The government is likely to extend the deadline for country-wide rollout of the National Food Security Act, 2013, further, as the majority of states are yet to complete computerisation of foodgrain distribution and transportation and put beneficiary lists online.
In October 2014, the government had given six months to states for completion of Targeted Public Distribution System (TPDS) computerisation so that the food security legislation, which envisages providing highly subsidised foodgrain to 67% of the population, could be rolled out by the start of the next fiscal.
“We want states to complete computerisation before the rollout of the food security Act so that diversion of foodgrain from PDS can be curbed,” Union consumer affairs, food and public distribution minister Ram Vilas Paswan told FE.
He said the majority of states were yet to digitise the data regarding the lists of beneficiaries, foodgrain godowns and fair price shops.
Paswan said states including those with higher number of poor families like Bihar and Uttar Pradesh have not put the entire list of beneficiaries under the food security legislation online. “We are not able to stop diversion of grain because of lack of transparency in PDS beneficiary list and non-completion of computerisation of grain delivery and transportation mechanism,’ he said.
Eleven states and Union Territories — Punjab, Haryana, Rajasthan, Himachal Pradesh, Madhya Pradesh, Bihar, Chhattisgarh, Maharashtra, Karnataka, Delhi and Chandigarh — have so far implemented the Act, some fully and others partially.
However, many of the larger states, including Uttar Pradesh, West Bengal, Odisha, Jharkhand, Andhra Pradesh and Telangana, with a substantial poor population, are yet to take the plunge. These states have told the food ministry that they will roll out the legislation by June 2015
This will be the third time the government has deferred the pan-India roll-out of the Act. The legislation was passed in Parliament in July, 2013 and the states were initially given a year’s time to complete the roll- out.

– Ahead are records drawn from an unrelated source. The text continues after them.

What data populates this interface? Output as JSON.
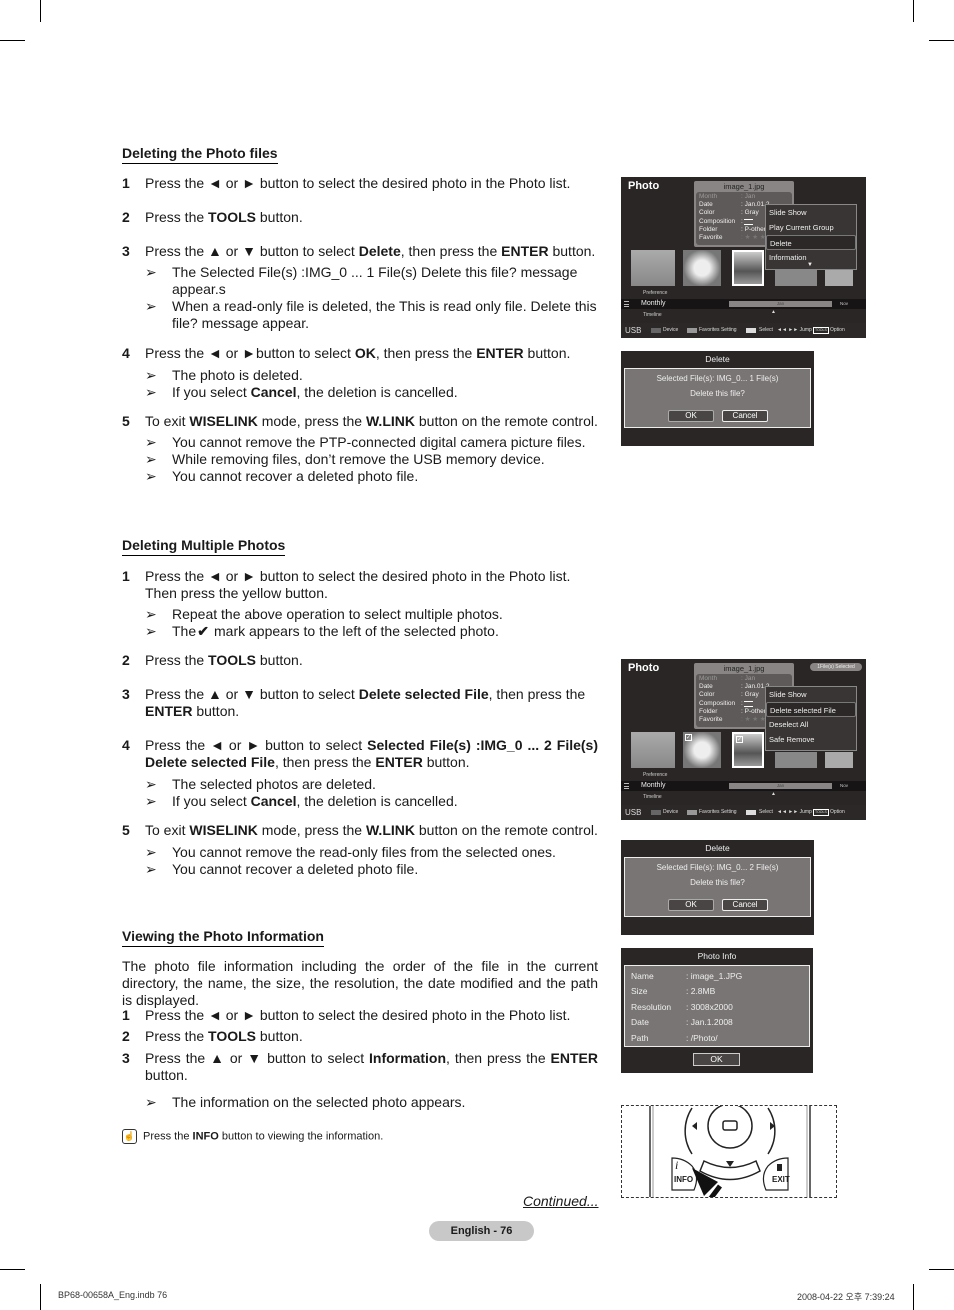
{
  "section1": {
    "heading": "Deleting the Photo files",
    "steps": [
      {
        "num": "1",
        "text": "Press the ◄ or ► button to select the desired photo in the Photo list."
      },
      {
        "num": "2",
        "pre": "Press the ",
        "b1": "TOOLS",
        "post": " button."
      },
      {
        "num": "3",
        "pre": "Press the ▲ or ▼ button to select ",
        "b1": "Delete",
        "mid": ", then press the ",
        "b2": "ENTER",
        "post": " button."
      },
      {
        "num": "4",
        "pre": "Press the ◄ or ►button to select ",
        "b1": "OK",
        "mid": ", then press the ",
        "b2": "ENTER",
        "post": " button."
      },
      {
        "num": "5",
        "pre": "To exit ",
        "b1": "WISELINK",
        "mid": " mode, press the ",
        "b2": "W.LINK",
        "post": " button on the remote control."
      }
    ],
    "notes3": [
      "The Selected File(s) :IMG_0 ... 1 File(s) Delete this file? message appear.s",
      "When a read-only file is deleted, the This is read only file. Delete this file? message appear."
    ],
    "notes4": {
      "n1": "The photo is deleted.",
      "n2_pre": "If you select ",
      "n2_b": "Cancel",
      "n2_post": ", the deletion is cancelled."
    },
    "notes5": [
      "You cannot remove the PTP-connected digital camera picture files.",
      "While removing files, don’t remove the USB memory device.",
      "You cannot recover a deleted photo file."
    ]
  },
  "section2": {
    "heading": "Deleting Multiple Photos",
    "step1": {
      "num": "1",
      "line1": "Press the ◄ or ► button to select the desired photo in the Photo list.",
      "line2": "Then press the yellow button."
    },
    "notes1": {
      "n1": "Repeat the above operation to select multiple photos.",
      "n2_pre": "The",
      "n2_post": " mark appears to the left of the selected photo."
    },
    "step2": {
      "num": "2",
      "pre": "Press the ",
      "b1": "TOOLS",
      "post": " button."
    },
    "step3": {
      "num": "3",
      "pre": "Press the ▲ or ▼ button to select ",
      "b1": "Delete selected File",
      "mid": ", then press the ",
      "b2": "ENTER",
      "post": " button."
    },
    "step4": {
      "num": "4",
      "pre": "Press the ◄ or ► button to select ",
      "b1": "Selected File(s) :IMG_0 ... 2 File(s) Delete selected File",
      "mid": ", then press the ",
      "b2": "ENTER",
      "post": " button."
    },
    "notes4": {
      "n1": "The selected photos are deleted.",
      "n2_pre": "If you select ",
      "n2_b": "Cancel",
      "n2_post": ", the deletion is cancelled."
    },
    "step5": {
      "num": "5",
      "pre": "To exit ",
      "b1": "WISELINK",
      "mid": " mode, press the ",
      "b2": "W.LINK",
      "post": " button on the remote control."
    },
    "notes5": [
      "You cannot remove the read-only files from the selected ones.",
      "You cannot recover a deleted photo file."
    ]
  },
  "section3": {
    "heading": "Viewing the Photo Information",
    "intro": "The photo file information including the order of the file in the current directory, the name, the size, the resolution, the date modified and the path is displayed.",
    "step1": {
      "num": "1",
      "text": "Press the ◄ or ► button to select the desired photo in the Photo list."
    },
    "step2": {
      "num": "2",
      "pre": "Press the ",
      "b1": "TOOLS",
      "post": " button."
    },
    "step3": {
      "num": "3",
      "pre": "Press the ▲ or ▼ button to select  ",
      "b1": "Information",
      "mid": ", then press the ",
      "b2": "ENTER",
      "post": " button."
    },
    "note": "The information on the selected photo appears.",
    "tip": {
      "pre": "Press the ",
      "b": "INFO",
      "post": " button to viewing the information."
    }
  },
  "continued": "Continued...",
  "arrow_glyph": "➢",
  "tv1": {
    "title": "Photo",
    "filename": "image_1.jpg",
    "info": [
      {
        "k": "Month",
        "v": ": Jan"
      },
      {
        "k": "Date",
        "v": ": Jan.01.2"
      },
      {
        "k": "Color",
        "v": ": Gray"
      },
      {
        "k": "Composition",
        "v": ":"
      },
      {
        "k": "Folder",
        "v": ": P-other"
      },
      {
        "k": "Favorite",
        "v": ": ★ ★ ★"
      }
    ],
    "menu": [
      "Slide Show",
      "Play Current Group",
      "Delete",
      "Information"
    ],
    "menu_selected": 2,
    "preference": "Preference",
    "monthly": "Monthly",
    "timeline": "Timeline",
    "bar_month": "Jan",
    "nov": "Nov",
    "bottom": {
      "usb": "USB",
      "device": "Device",
      "fav": "Favorites Setting",
      "select": "Select",
      "jump": "◄◄ ►► Jump",
      "tools": "TOOLS",
      "option": "Option"
    }
  },
  "dialog1": {
    "title": "Delete",
    "line1": "Selected File(s): IMG_0...     1 File(s)",
    "line2": "Delete this file?",
    "ok": "OK",
    "cancel": "Cancel"
  },
  "tv2": {
    "title": "Photo",
    "filename": "image_1.jpg",
    "badge": "1File(s) Selected",
    "info": [
      {
        "k": "Month",
        "v": ": Jan"
      },
      {
        "k": "Date",
        "v": ": Jan.01.2"
      },
      {
        "k": "Color",
        "v": ": Gray"
      },
      {
        "k": "Composition",
        "v": ":"
      },
      {
        "k": "Folder",
        "v": ": P-other"
      },
      {
        "k": "Favorite",
        "v": ": ★ ★ ★"
      }
    ],
    "menu": [
      "Slide Show",
      "Delete selected File",
      "Deselect All",
      "Safe Remove"
    ],
    "menu_selected": 1,
    "preference": "Preference",
    "monthly": "Monthly",
    "timeline": "Timeline",
    "bar_month": "Jan",
    "nov": "Nov",
    "bottom": {
      "usb": "USB",
      "device": "Device",
      "fav": "Favorites Setting",
      "select": "Select",
      "jump": "◄◄ ►► Jump",
      "tools": "TOOLS",
      "option": "Option"
    }
  },
  "dialog2": {
    "title": "Delete",
    "line1": "Selected File(s): IMG_0...     2 File(s)",
    "line2": "Delete this file?",
    "ok": "OK",
    "cancel": "Cancel"
  },
  "photo_info": {
    "title": "Photo Info",
    "rows": [
      {
        "k": "Name",
        "v": ": image_1.JPG"
      },
      {
        "k": "Size",
        "v": ": 2.8MB"
      },
      {
        "k": "Resolution",
        "v": ": 3008x2000"
      },
      {
        "k": "Date",
        "v": ": Jan.1.2008"
      },
      {
        "k": "Path",
        "v": ": /Photo/"
      }
    ],
    "ok": "OK"
  },
  "remote": {
    "info": "INFO",
    "exit": "EXIT",
    "info_glyph": "i"
  },
  "footer": {
    "page": "English - 76",
    "file": "BP68-00658A_Eng.indb   76",
    "timestamp": "2008-04-22   오후 7:39:24"
  },
  "colors": {
    "tv_bg": "#2a2626",
    "menu_bg": "#3a3535",
    "dialog_body": "#7a7575",
    "pill": "#c8c8c8"
  }
}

The deadline was later extended by three months till October 4, 2014, as many states could not put in place infrastructure such as better grain storage facilities and identify beneficiaries.
Paswan is visiting Assam and Tripura to review the existing TPDS. The second meeting of the parliamentary consultative committee on consumer affairs, food and public distribution was held on Thursday and Friday.
Meanwhile, the high-level committee (HLC) set up to suggest measures for restructuring the Food Corporation of India has recently suggested in its report a ‘relook’ at the current coverage of 67% of population under the food security legislation. The Act envisages providing 5 kg per person per month of foodgrain at Rs 3, Rs 2 and Rs 1 per kg for rice, wheat and coarse cereals respectively.
The HLC had stated that 67% coverage of population is on the higher side, and should be brought down to around 40%, which will comfortably cover Below Poverty Line (BPL) families and some even above that, and that 5 kg grain per person to priority households is actually making BPL households worse off, who used to get 7 kg per person under the TPDS.